Jason Furman reports:
The Impact of The President's Proposal On Social Security Solvency And The Budget, 5/10/05: In an April 28 press conference, the President announced sliding-scale benefit reductions modeled on a plan proposed by investment executive Robert Pozen. Unfortunately, the White House has not released the traditional analysis by the Social Security actuaries of the effect of its plan on Social Security solvency. It is standard practice for policymakers and outside analysts who present Social Security plans to provide the actuaries’ analysis when, or shortly after, they release their plans.
In the absence of an analysis by the Social Security actuaries, this analysis provides some of the standard actuarial and fiscal estimates of the President’s proposal. The analysis is based on the actuaries’ analysis of the Pozen proposal, which has been released, analyses by the actuaries of other private-account plans that contain features similar to those of the President’s plan, analysis by the actuaries of the President’s private accounts through 2015, and the data in the 2005 Social Security trustees report....
Because the sliding-scale benefit reductions (also called “progressive price indexing”) that the President has proposed would not start until 2012 and would be small initially, this proposal would move back the date when Social Security’s benefit costs will first exceed its tax revenues by only two months, to slightly later in 2017. [Note that Bush and the Bushies have been pushing the 2017 date as a "crisis" point for months.] The sliding-scale benefit reductions would have a somewhat larger effect on the date when Social Security would become "insolvent" — the benefit reductions would move that date back by six years, from 2041 to 2047.
The President’s private accounts, however, would accelerate the date on which Social Security begins to have a cash-flow deficit, as well as the date of insolvency, because establishing the accounts requires diverting large sums from Social Security to the accounts.
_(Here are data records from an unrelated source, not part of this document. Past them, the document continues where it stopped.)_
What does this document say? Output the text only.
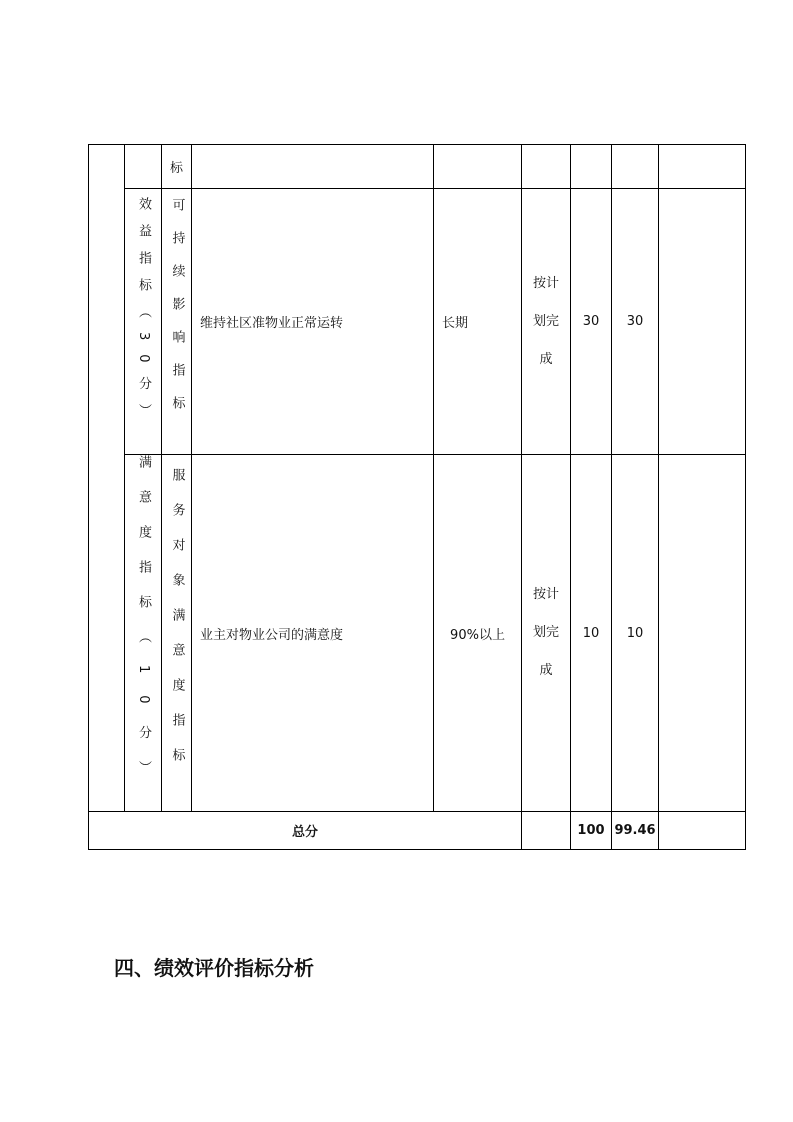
		标						
	效益指标（30分）	可持续影响指标	维持社区准物业正常运转	长期	按计划完成	30	30	
	满意度指标（10分）	服务对象满意度指标	业主对物业公司的满意度	90%以上	按计划完成	10	10	
总分						100	99.46	
四、绩效评价指标分析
When the sliding-scale benefit reductions and the private accounts are considered together (i.e., when both components of the President’s plan are examined), the plan is found to move forward the year in which Social Security would become "insolvent" from 2041 to 2030. This result could be averted only by large cash transfers from the Treasury or additional benefit reductions or tax increases. The plan also would accelerate the year in which the program begins to run cash-flow deficits from 2017 to 2011.
The President’s sliding-scale benefit reductions, by themselves, would close 59 percent of Social Security’s long-term (i.e., 75-year) funding shortfall.[2] (White House statements that the benefit changes would close 70 percent of the cash flow gap are somewhat misleading; they refer to the percentage of the gap that would be closed in a single year — 2079, the 75th year — not to the share of the cumulative 75-year gap that would be closed.)
When the private accounts are added in, however, the President’s plan as a whole is found to close only 30 percent of the 75-year gap. [Here Furman assumes a--high, as assumed by the SSA actuaries--3% real Treasury borrowing rate. With a lower, more realistic borrowing rate private accounts make money for the government (it borrows at 2% and lends at 3%) and lose money for beneficiaries.]
More than two-thirds of the gap would remain. Additional benefit reductions, new revenues, or large transfers from the rest of the budget would be necessary to fill the substantial remaining gap.